門にさしかかるとずっと待っていたであろう人影が見える。それも最近ではよくあることだった。
「イルカ先生、仕事終わりました?」
「カカシ先生」
「今から夕飯を食べに行きませんか?」
「いいですよ」
肯定の返事をすると、嬉しそうに笑って『今日はあっちの店に行きましょうか』なんて言いながら歩き出す。俺は足早にカカシ先生に追いついて、並んで歩いた。
「なんででしょうね」
「何がですか?」
「受付じゃあけんもほろろに断るくせに、ここで待っていて断られたことはないでしょ?不思議だなぁと思って」
わざわざ俺の顔を覗き込んでくるカカシ先生。その瞳の色になんだかドキドキする。
たしかに言われたことに間違いはない。今から行きましょうと言われて断ったことなどなかった。
「だって……」
「だって?」
「受付で返事をしたら、約束になるでしょう?」
「約束になったら駄目ですか」
「約束は嫌いです」
守れないかもしれない約束は嫌い。明日の約束なんてしたくないんだ。たとえ二時間後だって先のことはわからない。そんな約束ならしない方がいい。

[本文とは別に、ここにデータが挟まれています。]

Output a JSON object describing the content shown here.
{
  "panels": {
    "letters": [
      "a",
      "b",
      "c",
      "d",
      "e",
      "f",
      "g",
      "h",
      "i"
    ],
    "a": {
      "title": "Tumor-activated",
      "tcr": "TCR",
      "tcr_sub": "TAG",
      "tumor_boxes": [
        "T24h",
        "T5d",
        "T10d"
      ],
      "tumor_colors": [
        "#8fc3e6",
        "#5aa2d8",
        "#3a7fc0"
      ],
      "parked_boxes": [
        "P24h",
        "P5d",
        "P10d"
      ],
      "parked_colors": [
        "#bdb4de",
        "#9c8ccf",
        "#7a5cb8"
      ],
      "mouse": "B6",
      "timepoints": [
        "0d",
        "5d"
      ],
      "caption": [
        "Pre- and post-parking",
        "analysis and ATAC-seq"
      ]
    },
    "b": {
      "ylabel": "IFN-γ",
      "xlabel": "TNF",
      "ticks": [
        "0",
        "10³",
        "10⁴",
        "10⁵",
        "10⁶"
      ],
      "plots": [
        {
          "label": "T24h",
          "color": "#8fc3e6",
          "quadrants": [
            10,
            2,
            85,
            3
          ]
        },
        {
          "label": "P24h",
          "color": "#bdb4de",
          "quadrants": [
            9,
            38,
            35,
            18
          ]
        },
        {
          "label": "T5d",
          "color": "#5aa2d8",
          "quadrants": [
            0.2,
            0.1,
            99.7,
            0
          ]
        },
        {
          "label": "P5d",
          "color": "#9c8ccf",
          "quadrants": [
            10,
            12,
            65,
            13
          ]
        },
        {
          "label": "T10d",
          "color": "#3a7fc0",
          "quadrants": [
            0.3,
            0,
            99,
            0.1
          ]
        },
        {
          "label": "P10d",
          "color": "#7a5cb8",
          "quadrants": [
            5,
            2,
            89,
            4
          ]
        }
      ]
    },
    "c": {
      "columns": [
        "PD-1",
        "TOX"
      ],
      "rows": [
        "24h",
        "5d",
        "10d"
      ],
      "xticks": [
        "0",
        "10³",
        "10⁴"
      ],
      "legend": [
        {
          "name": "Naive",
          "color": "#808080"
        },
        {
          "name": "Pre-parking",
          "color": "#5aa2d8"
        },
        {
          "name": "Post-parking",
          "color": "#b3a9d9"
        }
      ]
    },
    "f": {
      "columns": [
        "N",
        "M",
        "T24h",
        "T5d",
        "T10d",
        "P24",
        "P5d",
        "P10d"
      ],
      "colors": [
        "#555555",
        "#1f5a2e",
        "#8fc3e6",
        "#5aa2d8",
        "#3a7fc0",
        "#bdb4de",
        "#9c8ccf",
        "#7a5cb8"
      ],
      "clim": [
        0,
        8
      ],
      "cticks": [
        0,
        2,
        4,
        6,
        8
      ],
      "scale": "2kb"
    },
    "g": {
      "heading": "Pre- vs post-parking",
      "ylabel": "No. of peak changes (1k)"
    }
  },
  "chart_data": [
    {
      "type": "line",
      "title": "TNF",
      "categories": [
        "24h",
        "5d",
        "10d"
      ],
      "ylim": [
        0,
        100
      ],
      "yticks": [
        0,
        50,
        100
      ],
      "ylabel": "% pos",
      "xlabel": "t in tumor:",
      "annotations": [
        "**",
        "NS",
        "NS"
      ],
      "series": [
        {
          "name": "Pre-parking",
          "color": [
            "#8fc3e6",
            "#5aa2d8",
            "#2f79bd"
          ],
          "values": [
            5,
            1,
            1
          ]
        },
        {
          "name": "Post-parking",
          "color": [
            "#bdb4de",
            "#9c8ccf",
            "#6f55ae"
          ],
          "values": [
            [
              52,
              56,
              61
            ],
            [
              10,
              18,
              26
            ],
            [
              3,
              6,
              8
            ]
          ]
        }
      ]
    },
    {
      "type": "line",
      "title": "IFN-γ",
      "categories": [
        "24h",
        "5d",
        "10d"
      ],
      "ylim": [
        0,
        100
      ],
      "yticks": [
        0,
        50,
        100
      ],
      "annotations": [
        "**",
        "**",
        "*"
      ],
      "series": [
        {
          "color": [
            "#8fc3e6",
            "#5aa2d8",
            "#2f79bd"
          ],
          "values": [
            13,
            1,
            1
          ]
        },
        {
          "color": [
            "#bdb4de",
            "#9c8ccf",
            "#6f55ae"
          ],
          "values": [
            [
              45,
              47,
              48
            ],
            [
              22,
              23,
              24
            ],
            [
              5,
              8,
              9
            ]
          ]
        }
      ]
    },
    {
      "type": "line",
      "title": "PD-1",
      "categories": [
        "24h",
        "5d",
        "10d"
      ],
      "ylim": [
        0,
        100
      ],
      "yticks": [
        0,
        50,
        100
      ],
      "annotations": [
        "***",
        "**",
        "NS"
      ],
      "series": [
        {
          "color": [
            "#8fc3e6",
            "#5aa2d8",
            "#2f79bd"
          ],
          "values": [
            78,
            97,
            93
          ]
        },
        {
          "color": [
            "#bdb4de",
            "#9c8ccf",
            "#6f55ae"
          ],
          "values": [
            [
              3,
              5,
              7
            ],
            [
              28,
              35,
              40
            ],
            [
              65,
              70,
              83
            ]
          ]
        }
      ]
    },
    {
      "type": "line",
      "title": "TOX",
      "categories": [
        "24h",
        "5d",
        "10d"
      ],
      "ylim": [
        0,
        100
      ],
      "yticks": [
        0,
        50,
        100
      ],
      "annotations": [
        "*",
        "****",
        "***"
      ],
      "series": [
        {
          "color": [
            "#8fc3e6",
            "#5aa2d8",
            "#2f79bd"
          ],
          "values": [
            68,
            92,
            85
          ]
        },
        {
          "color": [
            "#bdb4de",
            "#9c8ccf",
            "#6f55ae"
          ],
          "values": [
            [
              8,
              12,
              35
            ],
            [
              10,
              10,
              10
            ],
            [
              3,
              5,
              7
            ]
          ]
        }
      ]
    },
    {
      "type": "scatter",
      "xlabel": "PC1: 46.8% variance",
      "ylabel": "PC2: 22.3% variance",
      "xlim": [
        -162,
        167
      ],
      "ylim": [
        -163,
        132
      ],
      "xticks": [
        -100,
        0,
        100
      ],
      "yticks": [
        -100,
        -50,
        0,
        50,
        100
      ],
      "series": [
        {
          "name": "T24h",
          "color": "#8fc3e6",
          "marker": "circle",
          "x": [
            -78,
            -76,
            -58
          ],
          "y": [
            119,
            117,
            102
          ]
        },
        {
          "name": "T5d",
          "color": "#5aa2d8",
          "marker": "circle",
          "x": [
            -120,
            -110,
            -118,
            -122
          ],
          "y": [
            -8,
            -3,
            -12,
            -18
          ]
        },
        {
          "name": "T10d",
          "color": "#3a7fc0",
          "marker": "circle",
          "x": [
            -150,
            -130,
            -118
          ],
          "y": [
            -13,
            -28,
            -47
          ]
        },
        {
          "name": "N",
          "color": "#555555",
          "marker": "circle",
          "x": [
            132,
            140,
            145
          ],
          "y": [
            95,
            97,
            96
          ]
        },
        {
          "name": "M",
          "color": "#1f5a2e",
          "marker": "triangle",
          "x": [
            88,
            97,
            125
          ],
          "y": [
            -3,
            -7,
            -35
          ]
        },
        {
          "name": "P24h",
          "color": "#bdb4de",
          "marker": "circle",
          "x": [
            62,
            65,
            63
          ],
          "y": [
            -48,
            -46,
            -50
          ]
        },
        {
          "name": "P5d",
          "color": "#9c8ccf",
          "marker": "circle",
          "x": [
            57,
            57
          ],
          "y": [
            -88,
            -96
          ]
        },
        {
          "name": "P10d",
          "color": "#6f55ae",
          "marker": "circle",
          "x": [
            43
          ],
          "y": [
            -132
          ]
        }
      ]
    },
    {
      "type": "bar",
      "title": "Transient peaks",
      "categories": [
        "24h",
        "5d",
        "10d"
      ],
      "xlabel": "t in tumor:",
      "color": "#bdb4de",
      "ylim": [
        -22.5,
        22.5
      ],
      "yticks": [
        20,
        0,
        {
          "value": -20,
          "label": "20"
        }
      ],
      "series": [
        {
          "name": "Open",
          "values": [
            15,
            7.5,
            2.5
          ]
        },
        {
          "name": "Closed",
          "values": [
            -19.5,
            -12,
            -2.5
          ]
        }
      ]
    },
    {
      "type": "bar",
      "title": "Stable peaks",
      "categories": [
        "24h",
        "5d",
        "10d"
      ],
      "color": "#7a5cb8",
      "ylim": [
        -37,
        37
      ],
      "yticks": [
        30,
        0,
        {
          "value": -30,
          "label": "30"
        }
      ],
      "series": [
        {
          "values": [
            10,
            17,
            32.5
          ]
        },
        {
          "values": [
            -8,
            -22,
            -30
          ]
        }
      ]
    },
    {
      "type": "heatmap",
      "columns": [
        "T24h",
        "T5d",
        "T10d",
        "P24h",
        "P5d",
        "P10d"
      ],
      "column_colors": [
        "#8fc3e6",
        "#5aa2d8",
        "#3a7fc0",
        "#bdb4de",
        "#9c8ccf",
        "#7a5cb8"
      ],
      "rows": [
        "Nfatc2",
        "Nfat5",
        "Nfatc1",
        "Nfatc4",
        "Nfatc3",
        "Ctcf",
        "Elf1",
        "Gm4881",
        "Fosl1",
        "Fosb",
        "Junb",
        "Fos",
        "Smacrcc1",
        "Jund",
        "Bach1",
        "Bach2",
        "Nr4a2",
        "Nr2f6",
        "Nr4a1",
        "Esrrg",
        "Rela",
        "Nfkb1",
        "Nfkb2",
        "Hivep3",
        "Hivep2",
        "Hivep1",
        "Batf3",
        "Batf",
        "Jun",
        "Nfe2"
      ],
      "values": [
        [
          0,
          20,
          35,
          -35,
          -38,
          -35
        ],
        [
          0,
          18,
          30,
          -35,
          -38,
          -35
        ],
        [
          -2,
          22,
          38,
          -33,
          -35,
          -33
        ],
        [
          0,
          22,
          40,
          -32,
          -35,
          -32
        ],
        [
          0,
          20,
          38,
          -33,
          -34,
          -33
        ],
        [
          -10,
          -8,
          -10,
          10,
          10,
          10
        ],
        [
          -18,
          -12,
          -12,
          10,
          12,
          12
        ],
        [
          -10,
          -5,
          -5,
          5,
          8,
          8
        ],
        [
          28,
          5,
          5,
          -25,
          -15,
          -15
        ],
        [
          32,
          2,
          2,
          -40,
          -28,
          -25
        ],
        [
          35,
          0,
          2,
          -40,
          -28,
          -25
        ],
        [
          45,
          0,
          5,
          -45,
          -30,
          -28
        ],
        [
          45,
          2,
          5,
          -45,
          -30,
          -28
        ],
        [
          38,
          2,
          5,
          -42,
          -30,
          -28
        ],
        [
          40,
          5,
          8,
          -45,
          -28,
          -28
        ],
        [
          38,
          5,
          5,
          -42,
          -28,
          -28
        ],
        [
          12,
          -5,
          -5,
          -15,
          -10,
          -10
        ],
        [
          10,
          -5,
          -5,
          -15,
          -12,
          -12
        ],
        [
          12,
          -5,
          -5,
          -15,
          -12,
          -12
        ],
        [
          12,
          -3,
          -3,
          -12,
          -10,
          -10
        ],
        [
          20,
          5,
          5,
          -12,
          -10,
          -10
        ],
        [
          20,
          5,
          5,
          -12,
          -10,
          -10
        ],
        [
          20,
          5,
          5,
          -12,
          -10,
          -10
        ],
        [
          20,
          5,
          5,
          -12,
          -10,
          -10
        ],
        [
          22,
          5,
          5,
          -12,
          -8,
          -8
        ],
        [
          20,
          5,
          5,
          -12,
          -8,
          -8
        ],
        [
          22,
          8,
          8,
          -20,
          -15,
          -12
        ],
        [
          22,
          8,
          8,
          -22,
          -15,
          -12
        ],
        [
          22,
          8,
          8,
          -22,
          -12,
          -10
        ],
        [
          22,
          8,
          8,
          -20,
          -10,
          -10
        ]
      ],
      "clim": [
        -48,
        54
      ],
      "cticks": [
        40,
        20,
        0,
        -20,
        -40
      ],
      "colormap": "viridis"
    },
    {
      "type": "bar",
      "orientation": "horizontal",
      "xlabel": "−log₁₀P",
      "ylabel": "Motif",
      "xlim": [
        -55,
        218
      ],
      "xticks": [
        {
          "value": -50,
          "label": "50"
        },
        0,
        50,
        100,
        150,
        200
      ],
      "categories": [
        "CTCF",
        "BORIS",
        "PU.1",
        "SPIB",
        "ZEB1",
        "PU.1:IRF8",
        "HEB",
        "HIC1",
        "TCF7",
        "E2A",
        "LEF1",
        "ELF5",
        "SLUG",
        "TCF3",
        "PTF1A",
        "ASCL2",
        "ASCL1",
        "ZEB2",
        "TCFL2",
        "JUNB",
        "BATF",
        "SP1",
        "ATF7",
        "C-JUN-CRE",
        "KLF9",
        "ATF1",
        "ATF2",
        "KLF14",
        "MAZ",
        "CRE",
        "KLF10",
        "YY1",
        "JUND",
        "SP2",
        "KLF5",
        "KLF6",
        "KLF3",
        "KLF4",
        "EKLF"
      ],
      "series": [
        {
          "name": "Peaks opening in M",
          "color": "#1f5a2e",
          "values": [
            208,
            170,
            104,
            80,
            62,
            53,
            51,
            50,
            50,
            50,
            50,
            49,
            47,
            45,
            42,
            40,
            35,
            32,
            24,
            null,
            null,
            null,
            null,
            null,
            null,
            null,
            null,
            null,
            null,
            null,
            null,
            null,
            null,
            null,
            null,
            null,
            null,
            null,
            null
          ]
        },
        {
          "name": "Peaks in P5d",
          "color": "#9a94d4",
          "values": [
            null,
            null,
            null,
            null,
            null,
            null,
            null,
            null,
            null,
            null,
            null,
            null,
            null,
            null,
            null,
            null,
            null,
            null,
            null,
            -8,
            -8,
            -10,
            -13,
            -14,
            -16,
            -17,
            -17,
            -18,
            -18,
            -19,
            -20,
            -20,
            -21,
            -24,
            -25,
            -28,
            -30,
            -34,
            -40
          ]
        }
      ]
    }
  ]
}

「約束は守りますよ。やだなぁ、ナルトが変なこと言ったんでしょ。遅刻するとかなんとか」
「違います。約束を守らないのはカカシ先生じゃなくて、俺ですよ」
「イルカ先生が?」
「はい」
それっきり口をつぐんだ。これ以上理由を言うつもりはない。そう考えているが伝わったのか、カカシ先生は俺をじっと見つめたまま追求してこなかった。少しだけ安心した。
「それじゃあ、とりあえず今日は飲みましょうか」
「いえ、お酒は飲みませんから」
「えー、イルカ先生つきあい悪いですよ」
カカシ先生は不満そうな口調とはうらはらに笑っていた。そんな姿を見て、またドキドキする。いつもそうだ。いつだってそうなんだ、俺は。
だってカカシ先生が好きだから。